В отличие от других дверей, за которыми ночная кабинетная жизнь бурлила и пенилась, за этой было тихо. К дорогому массиву мореного дуба банальными канцелярскими кнопками был безжалостно прикноплен лист писчей бумаги, сверху донизу исписанный крупными горбатыми каракулями.
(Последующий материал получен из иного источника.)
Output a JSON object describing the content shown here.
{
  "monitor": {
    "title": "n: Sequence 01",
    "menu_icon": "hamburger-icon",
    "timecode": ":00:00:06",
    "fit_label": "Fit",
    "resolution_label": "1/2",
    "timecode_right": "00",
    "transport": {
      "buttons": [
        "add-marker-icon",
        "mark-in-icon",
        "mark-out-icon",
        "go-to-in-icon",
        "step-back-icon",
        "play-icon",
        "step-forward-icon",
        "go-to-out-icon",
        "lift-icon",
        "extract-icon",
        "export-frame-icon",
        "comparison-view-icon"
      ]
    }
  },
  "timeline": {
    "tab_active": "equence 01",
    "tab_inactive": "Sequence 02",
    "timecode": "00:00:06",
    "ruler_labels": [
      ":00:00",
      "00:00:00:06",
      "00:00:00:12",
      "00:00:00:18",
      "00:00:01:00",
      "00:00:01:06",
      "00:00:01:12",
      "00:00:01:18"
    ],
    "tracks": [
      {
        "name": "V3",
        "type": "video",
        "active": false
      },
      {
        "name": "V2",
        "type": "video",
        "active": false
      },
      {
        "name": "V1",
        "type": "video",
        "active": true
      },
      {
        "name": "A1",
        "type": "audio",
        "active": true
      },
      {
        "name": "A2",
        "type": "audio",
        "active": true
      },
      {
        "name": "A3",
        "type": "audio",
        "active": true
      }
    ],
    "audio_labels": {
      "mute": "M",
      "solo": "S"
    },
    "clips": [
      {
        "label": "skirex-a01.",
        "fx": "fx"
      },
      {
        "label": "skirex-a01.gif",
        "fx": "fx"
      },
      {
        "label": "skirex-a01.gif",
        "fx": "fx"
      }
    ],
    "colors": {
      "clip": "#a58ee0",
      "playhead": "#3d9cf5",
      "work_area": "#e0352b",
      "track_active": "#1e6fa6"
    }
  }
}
Постучал – не отозвались, громче постучал – снова тишина в ответ, повернул золотую ручку – закрыто.
И только после этого перевел взгляд на листок и всмотрелся в него, вчитываясь:
«Неизвестному господину, с кем имел честь познакомиться на выставке “Икоты” и имя которого, к стыду своему, забыл.
Простите великодушно, что ушел раньше назначенного времени, но почему-то думаю, что поймете меня и простите.
Тешу себя надеждой, что Вам в Вашем вопросе жизни и смерти может кто-нибудь еще помочь, а моему старине Хэму, кроме меня, никто помочь уже не может. Это мой кот, сибиряк, ему двенадцать лет, и час назад он попал под машину. Сейчас он лежит на операционном столе, поэтому я должен быть с ним. От этого его бесценная для меня жизнь может оборваться, а может и продолжиться. В глубине души надеюсь, что Ваш вопрос благополучно разрешился, но если это не так, если еще нужна моя помощь, можете оставить на этом листке свой мессэдж в виде телефона, адреса или какой другой зацепки, благодаря которой я мог бы с вами связаться.
Еще раз простите великодушно. Ваш Ю. Кульман».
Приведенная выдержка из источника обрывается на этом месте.